The Impact of LHR Gene Polymorphism Rs12470652 in Women with POF and Nihh, A Case-Control Study
Keywords:Luteinizing hormone receptor gene (LHR), Single nucleotide polymorphism (SNP), Premature ovarian failure (POF), normosmic idiopathic Hypogonadotropic Hypogonadism (niHH)
The current study was designed to investigate the impact of the missense Single Nucleotide Polymorphism (SNP), Asn291Ser (c.872A>G: rs12470652), of LHR gene (Luteinizing hormone receptor gene) in peripheral blood samples of Iraqi infertile women diagnosed with premature ovarian failure (POF) and normosmic idiopathic hypogonadotropic hypogonadism(niHH, patients with normal sense of smell). Following the hormonal analysis, fifty women diagnosed with premature ovarian failure and fifty women diagnosed with normosmic idiopathic hypogonadotropic hypogonadism were included as patient groups, while fifty healthy fertile women were enrolled as a control group. The blood samples were obtained from patient and control groups at Kamal Al-Samarrai Hospital in Baghdad, Iraq through March to December 2018. The genotyping of the SNP (rs12470652) was carried out by real-time polymerase chain reaction (real-time PCR) of the purified genomic DNA obtained from All-cell-pellet (ACP) of blood samples. The frequency of the LHR (rs12470652), p.Asn291Ser minor allele G, was found to be 32% healthy fertile women, 30 % of those with POF (p = 0.879), and 28% in the niHH patients (p = 0.644) Therefore, no statistically significant differences were found.
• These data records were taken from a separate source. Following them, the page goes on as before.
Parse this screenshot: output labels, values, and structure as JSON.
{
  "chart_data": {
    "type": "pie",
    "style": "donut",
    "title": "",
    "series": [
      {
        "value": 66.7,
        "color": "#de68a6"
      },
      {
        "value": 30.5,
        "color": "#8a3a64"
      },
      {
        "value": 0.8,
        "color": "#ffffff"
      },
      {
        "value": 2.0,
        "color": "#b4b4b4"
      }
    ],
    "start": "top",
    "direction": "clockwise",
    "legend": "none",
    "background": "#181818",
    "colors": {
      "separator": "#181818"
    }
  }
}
This research aims to study the relationship between polymorphism in the region of LHR gene position: 872 A > G, (Asn291Ser), (rs12470652), and both premature ovarian failure and normosmic idiopathic hypogonadotropic hypogonadism. Therefore, the potential influence of (rs12470652) p.Asn291Ser polymorphism on both types of female infertility of an Iraqi population was evaluated. In conclusion, no impact was observed since the conducted study on a sample population of Iraqi women showed that the prevalence of LHR (rs12470652) polymorphisms did not significantly differ in the two infertile patients groups (POF and niHH) as compared to the healthy fertile control group.